ESSAY- Jiffy feud: When the wars hits home

The man storms into the tranquil waiting room of Jiffy Lube where everyone is drinking coffee and quietly checking vehicular maintenance off to-do lists. He is a blur of Polo and chinos, rage pumping off his tanned skin like fever. "Who the hell do those anti-war stickers belong to?"

I glance around nervously. Next to the decals of our children's colleges are the following declarations: "Support Our Troops– Bring Them Home" and "Iraq is Arabic for Vietnam."

Hoo boy. Generally I avoid face-to-face confrontation the way other people duck intense physical pain. Everyone is pretending to be reading. (Everyone that is, except for my chronically oblivious husband. He really is reading.)

Nobody says anything. My pulse begins tapping Morse code against my wrists. Run, it says. Run!

Something, I'm not sure what, compels me to stand up for the aged and bubbled convictions on my fender. "I guess that would be us."

He spins around. And lets loose with a fusillade of contempt. He's not obviously insane (he doesn't have those crazy eyes), but he could definitely pass. "What the hell do you know about Iraq?" he demands.

Enough to know that it's pretty ironic that this discussion is taking place during an oil change, I think. Out loud I reach for Southern decorum and smile. "Excuse me?"

"You people make me sick!"

 My husband lowers his magazine. (Finally.)Despite asking for it, I feel blindsided by the man's hatred. My hands begin shaking. A tidal wave of coffee sloshes over the rim of my cup. I have to put it down. 

"What gives you the right to drive around with those things on your car?" he badgers.

"The First Amendment," my spouse answers calmly.

"You ought to be ashamed!" the guy shouts. "Have you been over there?"

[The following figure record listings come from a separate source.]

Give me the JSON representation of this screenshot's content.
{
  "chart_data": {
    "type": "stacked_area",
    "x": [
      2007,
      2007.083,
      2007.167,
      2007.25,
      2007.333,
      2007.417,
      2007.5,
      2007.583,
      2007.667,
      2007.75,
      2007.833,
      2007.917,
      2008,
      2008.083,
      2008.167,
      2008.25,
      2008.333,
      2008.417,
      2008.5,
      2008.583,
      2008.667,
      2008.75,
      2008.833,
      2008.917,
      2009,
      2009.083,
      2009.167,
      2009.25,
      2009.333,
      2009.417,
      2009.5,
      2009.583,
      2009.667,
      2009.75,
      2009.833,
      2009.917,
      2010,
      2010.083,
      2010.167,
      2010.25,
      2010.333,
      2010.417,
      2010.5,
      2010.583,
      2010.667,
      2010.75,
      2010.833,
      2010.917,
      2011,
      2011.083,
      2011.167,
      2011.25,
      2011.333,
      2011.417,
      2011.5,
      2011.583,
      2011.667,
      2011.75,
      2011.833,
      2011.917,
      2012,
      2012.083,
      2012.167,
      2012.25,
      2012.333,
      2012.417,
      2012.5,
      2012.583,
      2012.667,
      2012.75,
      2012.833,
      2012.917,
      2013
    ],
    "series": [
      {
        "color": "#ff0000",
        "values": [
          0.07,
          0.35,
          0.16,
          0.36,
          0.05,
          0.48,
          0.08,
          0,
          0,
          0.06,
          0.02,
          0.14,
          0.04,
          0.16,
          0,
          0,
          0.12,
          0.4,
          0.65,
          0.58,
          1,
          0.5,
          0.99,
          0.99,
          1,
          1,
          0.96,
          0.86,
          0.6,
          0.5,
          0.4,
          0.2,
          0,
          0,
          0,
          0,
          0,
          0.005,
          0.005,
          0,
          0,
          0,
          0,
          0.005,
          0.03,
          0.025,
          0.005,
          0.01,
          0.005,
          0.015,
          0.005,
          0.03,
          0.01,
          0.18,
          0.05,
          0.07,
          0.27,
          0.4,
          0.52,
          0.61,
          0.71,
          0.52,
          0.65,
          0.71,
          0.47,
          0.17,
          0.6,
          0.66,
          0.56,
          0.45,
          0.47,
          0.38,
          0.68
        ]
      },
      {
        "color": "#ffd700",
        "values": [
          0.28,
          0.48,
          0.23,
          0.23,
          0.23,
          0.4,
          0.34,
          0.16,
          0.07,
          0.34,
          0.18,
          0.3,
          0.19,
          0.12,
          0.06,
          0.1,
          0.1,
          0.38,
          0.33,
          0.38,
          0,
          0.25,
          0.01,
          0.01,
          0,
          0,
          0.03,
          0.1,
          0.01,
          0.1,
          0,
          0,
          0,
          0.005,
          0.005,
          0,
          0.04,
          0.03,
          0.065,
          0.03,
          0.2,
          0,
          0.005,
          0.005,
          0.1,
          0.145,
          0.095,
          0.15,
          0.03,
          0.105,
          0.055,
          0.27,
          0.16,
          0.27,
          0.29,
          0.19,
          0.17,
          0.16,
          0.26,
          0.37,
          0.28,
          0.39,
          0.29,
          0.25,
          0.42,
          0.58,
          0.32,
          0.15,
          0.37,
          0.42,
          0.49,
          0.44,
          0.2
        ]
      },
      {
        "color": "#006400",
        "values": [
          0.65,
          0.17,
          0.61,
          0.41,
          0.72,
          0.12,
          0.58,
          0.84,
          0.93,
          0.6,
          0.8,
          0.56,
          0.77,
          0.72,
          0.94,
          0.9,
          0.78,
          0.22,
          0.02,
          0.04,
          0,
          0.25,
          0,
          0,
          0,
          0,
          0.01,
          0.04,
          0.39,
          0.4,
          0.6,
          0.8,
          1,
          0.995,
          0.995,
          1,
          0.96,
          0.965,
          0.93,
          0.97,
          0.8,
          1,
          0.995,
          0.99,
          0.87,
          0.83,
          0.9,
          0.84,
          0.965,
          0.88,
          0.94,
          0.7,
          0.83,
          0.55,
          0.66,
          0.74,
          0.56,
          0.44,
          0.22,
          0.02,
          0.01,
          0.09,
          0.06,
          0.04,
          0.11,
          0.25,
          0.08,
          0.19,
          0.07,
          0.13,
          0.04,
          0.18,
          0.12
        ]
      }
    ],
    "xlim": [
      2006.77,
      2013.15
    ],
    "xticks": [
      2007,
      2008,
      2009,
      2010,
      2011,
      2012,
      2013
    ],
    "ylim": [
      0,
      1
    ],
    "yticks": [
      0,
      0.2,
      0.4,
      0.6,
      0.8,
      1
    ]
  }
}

"What does that have to do with opposing the war?" I ask, hands clasped. Tightly.

"You should be thanking all the soldiers who are fighting for your freedom!"

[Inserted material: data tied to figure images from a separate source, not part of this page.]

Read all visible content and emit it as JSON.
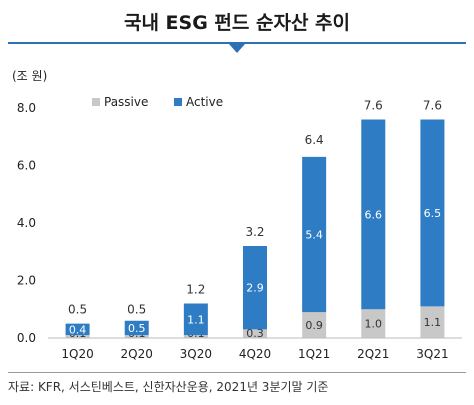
{
  "header": {
    "title": "국내 ESG 펀드 순자산 추이"
  },
  "footer": {
    "source": "자료: KFR, 서스틴베스트, 신한자산운용, 2021년 3분기말 기준"
  },
  "chart_data": {
    "type": "bar",
    "stacked": true,
    "unit_label": "(조 원)",
    "categories": [
      "1Q20",
      "2Q20",
      "3Q20",
      "4Q20",
      "1Q21",
      "2Q21",
      "3Q21"
    ],
    "series": [
      {
        "name": "Passive",
        "color": "#c8c8c8",
        "values": [
          0.1,
          0.1,
          0.1,
          0.3,
          0.9,
          1.0,
          1.1
        ]
      },
      {
        "name": "Active",
        "color": "#2e7cc4",
        "values": [
          0.4,
          0.5,
          1.1,
          2.9,
          5.4,
          6.6,
          6.5
        ]
      }
    ],
    "totals": [
      0.5,
      0.5,
      1.2,
      3.2,
      6.4,
      7.6,
      7.6
    ],
    "ylim": [
      0,
      8
    ],
    "yticks": [
      "0.0",
      "2.0",
      "4.0",
      "6.0",
      "8.0"
    ],
    "ytick_values": [
      0,
      2,
      4,
      6,
      8
    ],
    "legend_position": "top-left",
    "grid": false
  }
}
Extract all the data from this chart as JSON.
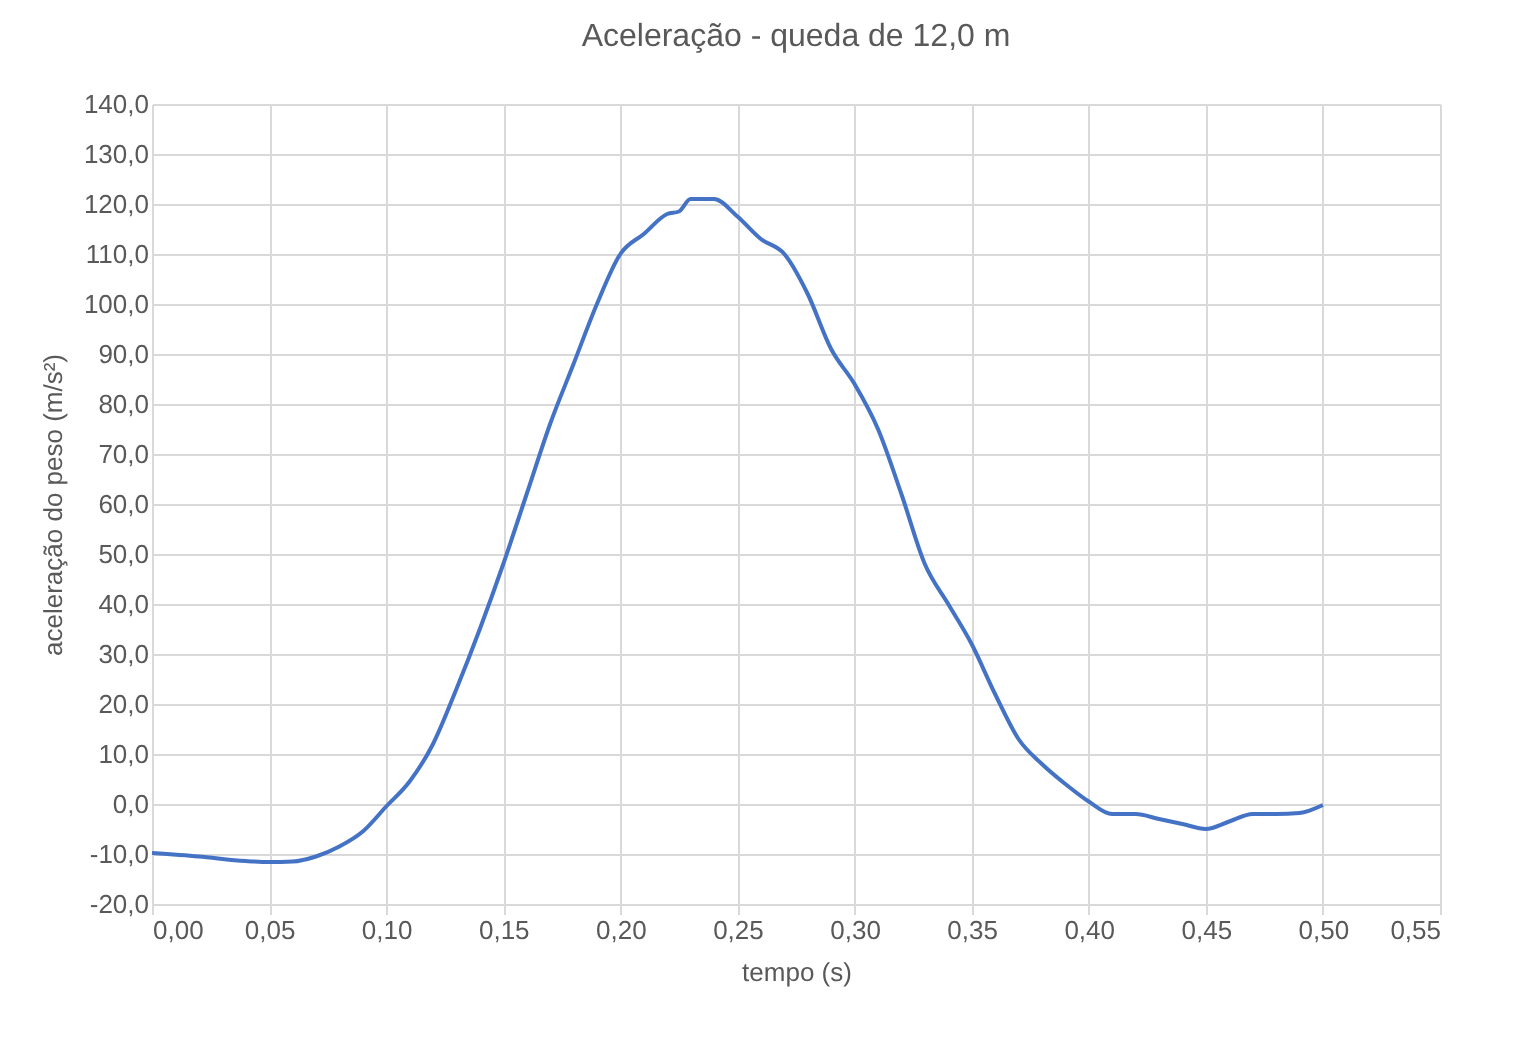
{
  "chart_data": {
    "type": "line",
    "title": "Aceleração - queda de 12,0 m",
    "xlabel": "tempo (s)",
    "ylabel": "aceleração do peso (m/s²)",
    "x": [
      0,
      0.02,
      0.04,
      0.05,
      0.06,
      0.07,
      0.08,
      0.09,
      0.1,
      0.11,
      0.12,
      0.13,
      0.14,
      0.15,
      0.16,
      0.17,
      0.18,
      0.19,
      0.2,
      0.21,
      0.22,
      0.225,
      0.23,
      0.24,
      0.25,
      0.26,
      0.27,
      0.28,
      0.29,
      0.3,
      0.31,
      0.32,
      0.33,
      0.34,
      0.35,
      0.36,
      0.37,
      0.38,
      0.39,
      0.4,
      0.41,
      0.42,
      0.43,
      0.44,
      0.45,
      0.46,
      0.47,
      0.48,
      0.49,
      0.5
    ],
    "series": [
      {
        "color": "#4472c4",
        "values": [
          -9.8,
          -10.5,
          -11.4,
          -11.6,
          -11.5,
          -10.5,
          -8.5,
          -5.5,
          -0.5,
          4.5,
          12,
          23,
          35,
          48,
          62,
          76,
          88,
          100,
          110,
          114,
          118,
          118.5,
          121,
          121,
          117.5,
          113,
          110,
          102,
          91,
          84,
          75,
          62,
          48,
          40,
          32,
          22,
          13,
          8,
          4,
          0.5,
          -2,
          -2,
          -3,
          -4,
          -5,
          -3.5,
          -2,
          -2,
          -1.8,
          -0.2
        ]
      }
    ],
    "xlim": [
      0,
      0.55
    ],
    "ylim": [
      -20,
      140
    ],
    "xticks": [
      {
        "value": 0,
        "label": "0,00"
      },
      {
        "value": 0.05,
        "label": "0,05"
      },
      {
        "value": 0.1,
        "label": "0,10"
      },
      {
        "value": 0.15,
        "label": "0,15"
      },
      {
        "value": 0.2,
        "label": "0,20"
      },
      {
        "value": 0.25,
        "label": "0,25"
      },
      {
        "value": 0.3,
        "label": "0,30"
      },
      {
        "value": 0.35,
        "label": "0,35"
      },
      {
        "value": 0.4,
        "label": "0,40"
      },
      {
        "value": 0.45,
        "label": "0,45"
      },
      {
        "value": 0.5,
        "label": "0,50"
      },
      {
        "value": 0.55,
        "label": "0,55"
      }
    ],
    "yticks": [
      {
        "value": -20,
        "label": "-20,0"
      },
      {
        "value": -10,
        "label": "-10,0"
      },
      {
        "value": 0,
        "label": "0,0"
      },
      {
        "value": 10,
        "label": "10,0"
      },
      {
        "value": 20,
        "label": "20,0"
      },
      {
        "value": 30,
        "label": "30,0"
      },
      {
        "value": 40,
        "label": "40,0"
      },
      {
        "value": 50,
        "label": "50,0"
      },
      {
        "value": 60,
        "label": "60,0"
      },
      {
        "value": 70,
        "label": "70,0"
      },
      {
        "value": 80,
        "label": "80,0"
      },
      {
        "value": 90,
        "label": "90,0"
      },
      {
        "value": 100,
        "label": "100,0"
      },
      {
        "value": 110,
        "label": "110,0"
      },
      {
        "value": 120,
        "label": "120,0"
      },
      {
        "value": 130,
        "label": "130,0"
      },
      {
        "value": 140,
        "label": "140,0"
      }
    ],
    "grid": true,
    "marker": "none",
    "line_style": "solid"
  }
}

"What are you talking about?" I sputter. "Those poor kids aren't fighting for my freedom!"

"They're protecting you!"

"No they're not! The Iraqis didn't attack us on 9/11! The suicide bombers were mostly Saudis!"

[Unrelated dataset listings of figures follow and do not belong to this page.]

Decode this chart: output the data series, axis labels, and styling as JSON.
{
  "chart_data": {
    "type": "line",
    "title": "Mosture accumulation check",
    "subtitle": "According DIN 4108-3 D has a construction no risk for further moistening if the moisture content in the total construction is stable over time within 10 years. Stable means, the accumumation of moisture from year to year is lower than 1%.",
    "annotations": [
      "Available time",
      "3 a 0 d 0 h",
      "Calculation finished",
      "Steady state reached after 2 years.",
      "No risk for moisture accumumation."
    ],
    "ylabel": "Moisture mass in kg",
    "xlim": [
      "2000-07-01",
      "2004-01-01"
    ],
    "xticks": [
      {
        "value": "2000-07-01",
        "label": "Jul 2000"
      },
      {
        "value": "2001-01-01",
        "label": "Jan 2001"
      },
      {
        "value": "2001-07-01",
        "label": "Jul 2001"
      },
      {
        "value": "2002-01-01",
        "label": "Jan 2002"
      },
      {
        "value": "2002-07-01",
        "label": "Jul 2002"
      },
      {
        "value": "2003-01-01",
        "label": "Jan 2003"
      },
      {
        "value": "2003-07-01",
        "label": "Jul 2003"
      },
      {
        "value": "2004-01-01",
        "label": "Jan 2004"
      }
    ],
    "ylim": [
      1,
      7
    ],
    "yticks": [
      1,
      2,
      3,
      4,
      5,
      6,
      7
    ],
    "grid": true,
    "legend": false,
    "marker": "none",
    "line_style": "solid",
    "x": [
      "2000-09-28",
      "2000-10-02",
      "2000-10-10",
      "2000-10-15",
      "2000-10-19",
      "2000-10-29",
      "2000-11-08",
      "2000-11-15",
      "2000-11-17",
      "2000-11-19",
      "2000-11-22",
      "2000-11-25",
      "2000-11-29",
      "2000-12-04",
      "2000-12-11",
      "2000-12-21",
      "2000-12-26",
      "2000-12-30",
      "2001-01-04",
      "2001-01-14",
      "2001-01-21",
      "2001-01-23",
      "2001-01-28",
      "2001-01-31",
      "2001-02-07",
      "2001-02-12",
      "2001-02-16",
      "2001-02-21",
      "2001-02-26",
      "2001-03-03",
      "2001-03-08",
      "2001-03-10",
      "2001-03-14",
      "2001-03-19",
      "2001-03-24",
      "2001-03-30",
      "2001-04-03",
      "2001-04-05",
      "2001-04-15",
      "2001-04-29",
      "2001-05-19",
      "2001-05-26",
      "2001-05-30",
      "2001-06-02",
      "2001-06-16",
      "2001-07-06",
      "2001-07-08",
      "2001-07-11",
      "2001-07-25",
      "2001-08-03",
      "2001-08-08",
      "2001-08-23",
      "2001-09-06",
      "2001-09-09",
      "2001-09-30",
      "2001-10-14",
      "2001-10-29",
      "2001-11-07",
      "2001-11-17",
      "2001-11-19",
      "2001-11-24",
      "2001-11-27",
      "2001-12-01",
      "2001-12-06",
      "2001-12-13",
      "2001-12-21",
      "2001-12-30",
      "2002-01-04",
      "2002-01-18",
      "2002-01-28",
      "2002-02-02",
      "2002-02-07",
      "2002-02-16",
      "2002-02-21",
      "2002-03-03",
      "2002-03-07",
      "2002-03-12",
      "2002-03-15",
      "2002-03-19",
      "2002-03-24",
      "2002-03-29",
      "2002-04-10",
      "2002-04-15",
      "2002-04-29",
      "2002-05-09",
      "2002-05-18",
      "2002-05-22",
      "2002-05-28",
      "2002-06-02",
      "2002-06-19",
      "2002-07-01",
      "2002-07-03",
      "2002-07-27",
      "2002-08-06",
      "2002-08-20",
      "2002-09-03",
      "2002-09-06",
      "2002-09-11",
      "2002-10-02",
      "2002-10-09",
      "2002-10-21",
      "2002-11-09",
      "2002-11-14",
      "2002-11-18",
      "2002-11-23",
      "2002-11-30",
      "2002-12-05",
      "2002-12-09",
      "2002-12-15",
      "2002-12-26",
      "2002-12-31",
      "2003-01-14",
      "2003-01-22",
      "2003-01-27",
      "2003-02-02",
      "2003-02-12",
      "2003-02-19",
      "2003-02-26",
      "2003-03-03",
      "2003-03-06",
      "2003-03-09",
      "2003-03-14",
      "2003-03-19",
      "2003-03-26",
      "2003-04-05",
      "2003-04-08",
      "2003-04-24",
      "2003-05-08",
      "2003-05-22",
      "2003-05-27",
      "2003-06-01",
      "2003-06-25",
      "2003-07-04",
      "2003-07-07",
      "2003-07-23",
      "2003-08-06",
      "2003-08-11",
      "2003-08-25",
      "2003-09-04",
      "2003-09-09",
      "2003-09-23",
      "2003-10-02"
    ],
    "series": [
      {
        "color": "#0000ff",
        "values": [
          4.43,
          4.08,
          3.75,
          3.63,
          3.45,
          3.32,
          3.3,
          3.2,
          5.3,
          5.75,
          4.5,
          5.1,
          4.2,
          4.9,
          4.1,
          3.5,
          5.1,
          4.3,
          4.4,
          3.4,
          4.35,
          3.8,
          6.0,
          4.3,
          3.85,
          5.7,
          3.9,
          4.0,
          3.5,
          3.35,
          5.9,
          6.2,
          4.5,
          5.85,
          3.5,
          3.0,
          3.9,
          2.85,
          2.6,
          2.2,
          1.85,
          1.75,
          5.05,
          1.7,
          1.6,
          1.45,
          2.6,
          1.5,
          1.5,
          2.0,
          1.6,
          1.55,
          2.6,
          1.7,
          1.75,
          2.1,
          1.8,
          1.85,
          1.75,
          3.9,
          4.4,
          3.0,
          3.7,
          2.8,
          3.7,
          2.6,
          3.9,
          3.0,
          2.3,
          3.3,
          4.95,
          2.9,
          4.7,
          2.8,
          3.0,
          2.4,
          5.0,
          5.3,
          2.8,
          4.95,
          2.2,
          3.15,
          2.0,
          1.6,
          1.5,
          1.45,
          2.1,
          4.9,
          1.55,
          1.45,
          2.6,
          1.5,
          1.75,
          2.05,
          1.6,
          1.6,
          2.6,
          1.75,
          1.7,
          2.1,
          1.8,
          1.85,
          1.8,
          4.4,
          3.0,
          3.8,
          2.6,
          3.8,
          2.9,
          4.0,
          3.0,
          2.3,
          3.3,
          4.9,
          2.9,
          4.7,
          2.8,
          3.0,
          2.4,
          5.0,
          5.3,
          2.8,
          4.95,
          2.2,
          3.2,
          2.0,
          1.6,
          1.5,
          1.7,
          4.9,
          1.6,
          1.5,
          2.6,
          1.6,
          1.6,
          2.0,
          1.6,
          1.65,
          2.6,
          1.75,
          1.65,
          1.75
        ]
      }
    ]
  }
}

"You ought to try getting your information from places other than and the DNC," he sneers, nastiness coating each word.

"Like where?" I ask. "Rush Limbaugh?" I find I'm actually starting to warm to the fight.

So, it appears, is my husband. When Bush's smirk conveniently appears on the courtesy TV in the corner, my spouse points. "We get our information from him, that idiot with the IQ of 50."

The man is incensed by the disrespect. "The president went to Yale!"

"Yeah, his daddy bought him an Ivy League degree," my spouse shoots back. "Big deal."

The guy snorts. "How about Kerry! You like him? He put himself up for his own Medal of Freedom!" The Swiftboat-ism is followed by, "If you haven't been over to Iraq, you don't understand their culture. Have you been to Iraq?"

"No," I say. Then I stupidly add, "Have you?"

"Yes, I have!"

"So understanding their culture means we should bomb them?" asks my spouse.


Point! I think, getting over my temporary oratorical misstep.

"My son was killed over there," the man yells.

The air gets sucked out of the room, an implosion. Everyone shifts uncomfortably, the silent observers waiting to see what happens next. My face burns.

"That's terrible." I whisper. "I'm so sorry."

"I don't need your sympathy," he swats my words. "My son killed– I mean was killed– doing something he believed in."

"I'm glad he believed in what he was doing," I offer quietly.

Again he waves me away and plows forward.  My husband and I do our best to disengage, but the barrage continues. I try to be understanding and make allowances. He is clearly consumed with grief and anger, I tell myself. He is another casualty. "Your son's death– and all the others– are why we're against the war," I say.

He sneers something ugly. The mechanic calls him outside. I mutter a name under my breath.

And I don't feel bad.

When the door closes, the other customers express outrage at his behavior. One says his own son, a high school senior, keeps getting called by a Marine recruiter– and it's making him nervous.

I tell him when the recruiters phoned my son, I told them not to call again. "You've got to be careful. As soon as they get them to enlist, the kids are stuck. And now their tours are being extended. The finish line keeps getting moved."

Another man nods in agreement. "The only thing sure about military service is the day you sign."

"Were you in?" I ask.

"Twenty years."

I wave towards the waiting room and the Middle East beyond. "What do you think about all this?"

He shakes his head. "It's an ongoing tragedy."

Raskin, of Ivy, has written several Hook cover stories, including a profile of some of Charlottesville's working poor.